Bring our people home and do more to help India

Contributed from Victoria

Indian Australian leaders have condemned the stopping of ordinary people form returning from India, and the threat of huge fines and imprisonment if they try. They have pointed out the hypocrisy, when at the same  time, cricket players  are allowed in on a charter flight. Different rules apply to different  people.

No wonder members of the Indian community in Australia have hit out at what they claim to be racism.

Sydney Sindhi Association President Naveen Nankani said, bringing cricketers home, when so many Australian citizens are in dire situations, is not a good look for Cricket Australia.

India is going through a devastating toll in terms of the numbers infected  and dying from an especially virulent form of Covid-19, and the Prime Minister Narendra Modi government has adopted the Donald Trump style and does little about it. The result is  a catastrophe. That other nations take precautions is hardly surprising.

Photo by Money Sharma/AFP/Getty: Bodies lined up before mass cremation in New Delhi

But to single out one group to be treated differently is wrong. The same was not done to Americans or British when those two countries were leading the world in infection rates.

Australia has the capacity to bring in our own citizens. It is not such a big thing to put them into quarantine on Australian soil. This would threaten no one. It would  be an act of compassion, and who could deny that we need a little more of this?

The failure to do this will leave behind a bitter taste, adding pone more episode that divides Australians into sperate groups, where one is treated as less than others.

Australia could be doing much more to help the people of India. The sending of oxygen is good and  undoubtedly appreciated by those at the receiving end. But Australia could also play a role in encouraging a global and coordinated response. Imagine what a multi-nation task force supporting the collapsing health system and bringing in medical personnel, equipment and medicine could achieve.

Instead of this there is bickering and  manipulation, using the  tragedy for political point scoring.  There is no properly coordinated response. Particularly troubling is the pressure not to accept help form China, which is a next-door neighbour, has the capacity to do a lot, and has offered to do so, free of charge.
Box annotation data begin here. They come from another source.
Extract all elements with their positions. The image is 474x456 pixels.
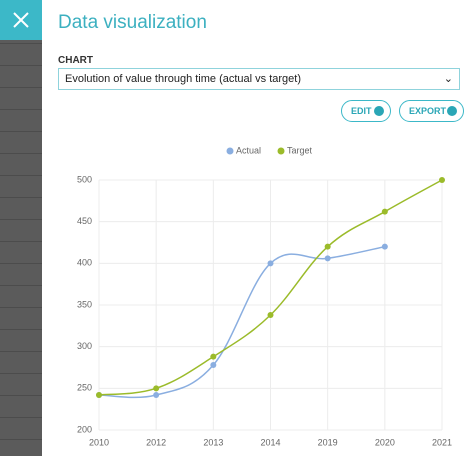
data-point — [96, 392, 102, 398]
data-point — [324, 255, 331, 262]
series-line — [98, 179, 443, 396]
legend-label: Target — [287, 145, 313, 155]
x-tick-label: 2014 — [260, 437, 280, 447]
y-tick-label: 200 — [77, 424, 92, 434]
data-point — [96, 392, 102, 398]
data-point — [153, 385, 160, 392]
button-label: EDIT — [351, 106, 372, 116]
x-tick-label: 2019 — [318, 437, 338, 447]
x-tick-label: 2012 — [146, 437, 166, 447]
button-label: EXPORT — [409, 106, 447, 116]
y-tick-label: 350 — [77, 299, 92, 309]
data-point — [267, 260, 274, 267]
x-tick-label: 2020 — [375, 437, 395, 447]
data-point — [439, 177, 445, 183]
y-tick-label: 500 — [77, 174, 92, 184]
edit-button[interactable]: EDIT — [341, 100, 391, 122]
export-button[interactable]: EXPORT — [399, 100, 464, 122]
x-tick-label: 2010 — [89, 437, 109, 447]
close-icon — [13, 12, 29, 28]
y-tick-label: 250 — [77, 383, 92, 393]
y-tick-label: 300 — [77, 341, 92, 351]
x-tick-label: 2013 — [203, 437, 223, 447]
chart-select[interactable]: Evolution of value through time (actual … — [58, 68, 460, 90]
legend-marker — [226, 147, 234, 155]
data-point — [267, 312, 274, 318]
icon — [374, 106, 384, 116]
field-label: CHART — [58, 55, 93, 66]
data-point — [210, 362, 217, 368]
data-point — [381, 243, 388, 250]
y-tick-label: 450 — [77, 216, 92, 226]
data-point — [153, 392, 160, 398]
x-tick-label: 2021 — [432, 437, 452, 447]
legend-label: Actual — [236, 145, 261, 155]
y-tick-label: 400 — [77, 258, 92, 268]
close-button[interactable] — [0, 0, 42, 40]
page-title: Data visualization — [58, 12, 207, 33]
data-point — [210, 353, 217, 360]
data-point — [381, 208, 388, 215]
icon — [447, 106, 457, 116]
data-point — [324, 243, 331, 250]
sidebar — [0, 0, 42, 456]
select-value: Evolution of value through time (actual … — [65, 73, 302, 85]
legend-marker — [277, 147, 285, 155]
series-line — [98, 245, 385, 399]
caret: ⌄ — [443, 73, 453, 85]
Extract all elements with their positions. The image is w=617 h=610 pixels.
Photo by Altarf Qadri/AFP/Getty: Covid Victim waiting for treatment breathing thanks to receiving oxygen

China is accused of using  aid to make itself look good. So what? Other nations could just as easily be accused of doing the same. The point is that this is a crisis and help is  being offered. It is not a time to play political games.
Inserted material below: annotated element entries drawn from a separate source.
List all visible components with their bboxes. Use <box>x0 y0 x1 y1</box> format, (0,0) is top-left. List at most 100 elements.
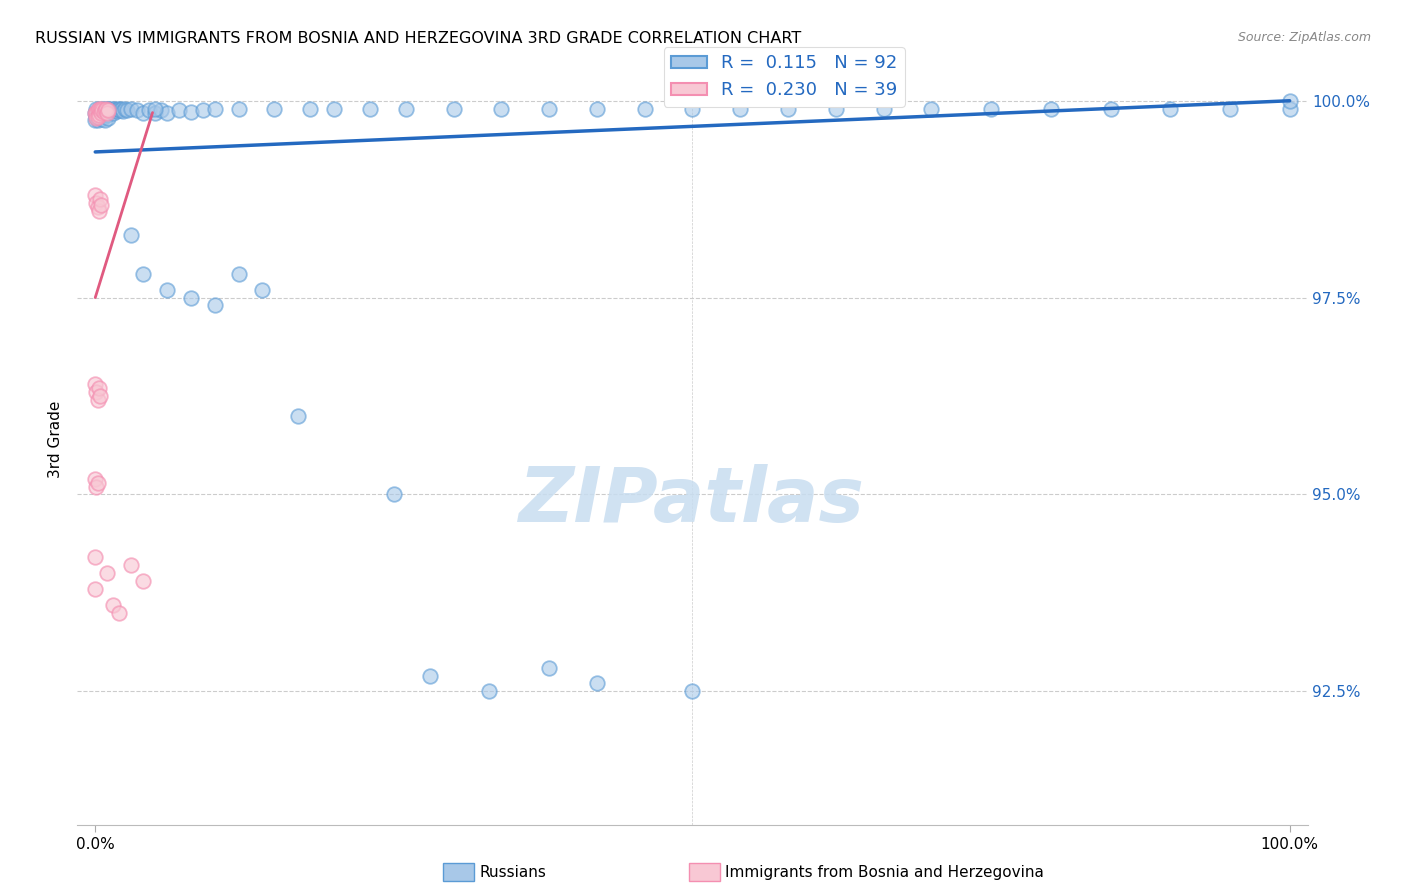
Point <box>180 104 202 119</box>
Point <box>382 487 405 501</box>
Point <box>1039 102 1062 116</box>
Point <box>156 283 179 297</box>
Point <box>89 103 111 118</box>
Point <box>91 103 114 118</box>
Point <box>86 105 108 120</box>
Point <box>132 267 155 281</box>
Point <box>87 102 110 116</box>
Point <box>1278 102 1301 116</box>
Point <box>91 103 114 118</box>
Point <box>105 103 128 118</box>
Point <box>872 102 894 116</box>
Point <box>89 389 111 403</box>
Point <box>94 106 117 120</box>
Text: Russians: Russians <box>479 865 547 880</box>
Point <box>682 102 704 116</box>
Point <box>94 112 117 127</box>
Point <box>86 479 108 493</box>
Point <box>980 102 1002 116</box>
Y-axis label: 3rd Grade: 3rd Grade <box>48 401 63 478</box>
Point <box>93 104 115 119</box>
Point <box>132 574 155 588</box>
Point <box>143 105 166 120</box>
Point <box>104 103 127 118</box>
Point <box>1278 94 1301 108</box>
Point <box>359 102 381 116</box>
Point <box>101 103 124 118</box>
Text: RUSSIAN VS IMMIGRANTS FROM BOSNIA AND HERZEGOVINA 3RD GRADE CORRELATION CHART: RUSSIAN VS IMMIGRANTS FROM BOSNIA AND HE… <box>35 31 801 46</box>
Point <box>538 102 561 116</box>
Point <box>586 102 609 116</box>
Point <box>96 108 118 122</box>
Point <box>94 103 117 118</box>
Point <box>86 113 108 128</box>
Point <box>108 606 131 620</box>
Text: Source: ZipAtlas.com: Source: ZipAtlas.com <box>1237 31 1371 45</box>
Point <box>90 102 112 116</box>
Text: ZIPatlas: ZIPatlas <box>519 464 866 538</box>
Point <box>86 200 108 214</box>
Point <box>96 105 118 120</box>
Point <box>204 102 226 116</box>
Point <box>84 550 107 565</box>
Point <box>478 684 501 698</box>
Point <box>86 110 108 124</box>
Point <box>86 475 108 490</box>
Point <box>100 103 122 118</box>
Point <box>120 227 142 242</box>
Text: Immigrants from Bosnia and Herzegovina: Immigrants from Bosnia and Herzegovina <box>725 865 1045 880</box>
Point <box>86 105 108 120</box>
Point <box>323 102 346 116</box>
Point <box>91 112 114 126</box>
Point <box>84 472 107 486</box>
Point <box>87 108 110 122</box>
Point <box>89 111 111 125</box>
Point <box>920 102 942 116</box>
Point <box>132 105 155 120</box>
Point <box>94 103 117 118</box>
Point <box>84 377 107 392</box>
Point <box>491 102 513 116</box>
Point <box>89 103 111 118</box>
Point <box>114 102 136 116</box>
Point <box>110 103 132 118</box>
Point <box>90 197 112 211</box>
Point <box>96 566 118 581</box>
Point <box>252 283 274 297</box>
Point <box>97 103 120 117</box>
Point <box>1219 102 1241 116</box>
Point <box>120 102 142 116</box>
Point <box>586 676 609 690</box>
Point <box>263 102 285 116</box>
Point <box>395 102 418 116</box>
Point <box>90 102 112 116</box>
Point <box>120 558 142 573</box>
Point <box>228 102 250 116</box>
Point <box>86 392 108 407</box>
Point <box>87 204 110 219</box>
Point <box>682 684 704 698</box>
Point <box>107 102 129 116</box>
Legend: R =  0.115   N = 92, R =  0.230   N = 39: R = 0.115 N = 92, R = 0.230 N = 39 <box>664 47 905 106</box>
Point <box>824 102 846 116</box>
Point <box>228 267 250 281</box>
Point <box>101 105 124 120</box>
Point <box>204 298 226 312</box>
Point <box>191 103 214 118</box>
Point <box>87 381 110 395</box>
Point <box>84 582 107 596</box>
Point <box>89 192 111 206</box>
Point <box>125 103 148 118</box>
Point <box>90 110 112 124</box>
Point <box>117 103 139 118</box>
Point <box>97 103 120 118</box>
Point <box>138 103 160 118</box>
Point <box>86 111 108 125</box>
Point <box>167 103 190 118</box>
Point <box>84 113 107 128</box>
Point <box>90 106 112 120</box>
Point <box>87 102 110 116</box>
Point <box>84 188 107 202</box>
Point <box>86 110 108 124</box>
Point <box>299 102 322 116</box>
Chinese leader Xi Jinping sent Modi a condolence message in which he said:

“Mankind is a community of common destiny sharing weal and woe and only through unity and cooperation can the nations of the world ultimately overcome the pandemic.”

China is sending 25,000 oxygen concentrators, 5,000 ventilators and 21,000 oxygen generators. Aid has been raised from the Chinese Red Cross, Chinese local governments, non-government organisations, and business enterprises, as well as from the state.

Although the United States is sending aid, there  is a refusal to sending ingredients to enable India to manufacture its own vaccines. Why? The official reason is that the American people are being looked after first. The real reason is that there is a deal to help pharmaceutical companies – Pfizer, Moderna, Johnson and Johnson, and AstraZeneca  – to maintain monopoly control over the supply of vaccines.

Photo by Prakash Solanki/AP/Getty: Young victim being brought in for help

According to Oxfam, just three of these companies, Pfizer, Johnson and Johnson and AstraZeneca, have made a fortune in the last year and paid shareholders $US26 billion. They are profiteering from the pandemic.

Estimates are that Pfizer, Johnson and Johnson and AstraZeneca combined have paid out US$26 billion in dividends and stock buy backs to shareholders in the past year. Governments should not permit this, especially since much of the research cost, $US12 billion put in by governments came from taxpayers.

Australia is playing along with this handout to the pharmaceutical companies and the aid related political games. It must stop.